[QUESTION] AER report_error_detected() called for all the devices on the same bus as the AER reporter EP

Gabriele Paoloni <gabriele.paoloni@xxxxxxxxxx> · Wed, 12 Jul 2017 08:36:05 +0000

Hi Bjorn and all

I was looking into the AER error handling code. We have an SoC where we
have integrated PCIe controllers on the same bus. e.g.

RC---bus0---|-SAS ctrl
            |
            |-SATA ctrl
            |
            |- ...

Now Looking into broadcast_error_message() we can see that if the AER is
reported by an EP the code walks over all the devices connected to the
bus of its upstream port calling in turn the callback function for each
device.

[...]
	} else {
		/*
		 * If the error is reported by an end point, we think this
		 * error is related to the upstream link of the end point.
		 */
		pci_walk_bus(dev->bus, cb, &result_data);
	}
[...]

With respect to the example above if SAS is the source of the AER and for
instance it reports a non FATAL error the report_error_detected() callback
will be called also for the SATA device.
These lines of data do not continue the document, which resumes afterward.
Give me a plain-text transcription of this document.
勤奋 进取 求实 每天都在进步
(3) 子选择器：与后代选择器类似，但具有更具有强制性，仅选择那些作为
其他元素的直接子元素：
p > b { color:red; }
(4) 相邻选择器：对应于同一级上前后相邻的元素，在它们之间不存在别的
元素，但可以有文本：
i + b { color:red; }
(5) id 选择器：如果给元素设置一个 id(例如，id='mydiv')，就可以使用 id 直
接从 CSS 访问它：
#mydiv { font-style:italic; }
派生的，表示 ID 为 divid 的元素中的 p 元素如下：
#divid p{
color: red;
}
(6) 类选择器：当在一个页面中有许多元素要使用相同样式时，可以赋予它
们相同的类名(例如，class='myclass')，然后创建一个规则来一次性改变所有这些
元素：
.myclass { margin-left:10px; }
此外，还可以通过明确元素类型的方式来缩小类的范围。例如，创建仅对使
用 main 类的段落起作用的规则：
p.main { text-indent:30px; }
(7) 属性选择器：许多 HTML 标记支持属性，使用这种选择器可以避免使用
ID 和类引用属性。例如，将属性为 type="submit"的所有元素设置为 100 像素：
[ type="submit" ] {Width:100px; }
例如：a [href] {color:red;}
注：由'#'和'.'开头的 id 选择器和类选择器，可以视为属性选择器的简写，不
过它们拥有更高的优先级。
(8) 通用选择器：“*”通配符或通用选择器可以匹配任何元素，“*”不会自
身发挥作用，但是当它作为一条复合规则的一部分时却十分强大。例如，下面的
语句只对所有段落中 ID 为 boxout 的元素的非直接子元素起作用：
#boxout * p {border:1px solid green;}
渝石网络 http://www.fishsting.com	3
If the SATA driver does not
implement dev->driver->err_handler->error_detected() report_error_detected()
will return PCI_ERS_RESULT_NO_AER_DRIVER and both SAS and SATA will be left
in error state unrecovered.

Now from my understanding if we have a FATAL error it is correct to walk
over the upstream bus, as we do now; in fact in this case the PCIe link
itself is compromised, however for non FATAL errors my understanding is
that we should only walk over the other functions of a multi-funciton
device (i.e. walk over the bus till dev->multifunction == 1).

Thoughts?

Thanks
Gab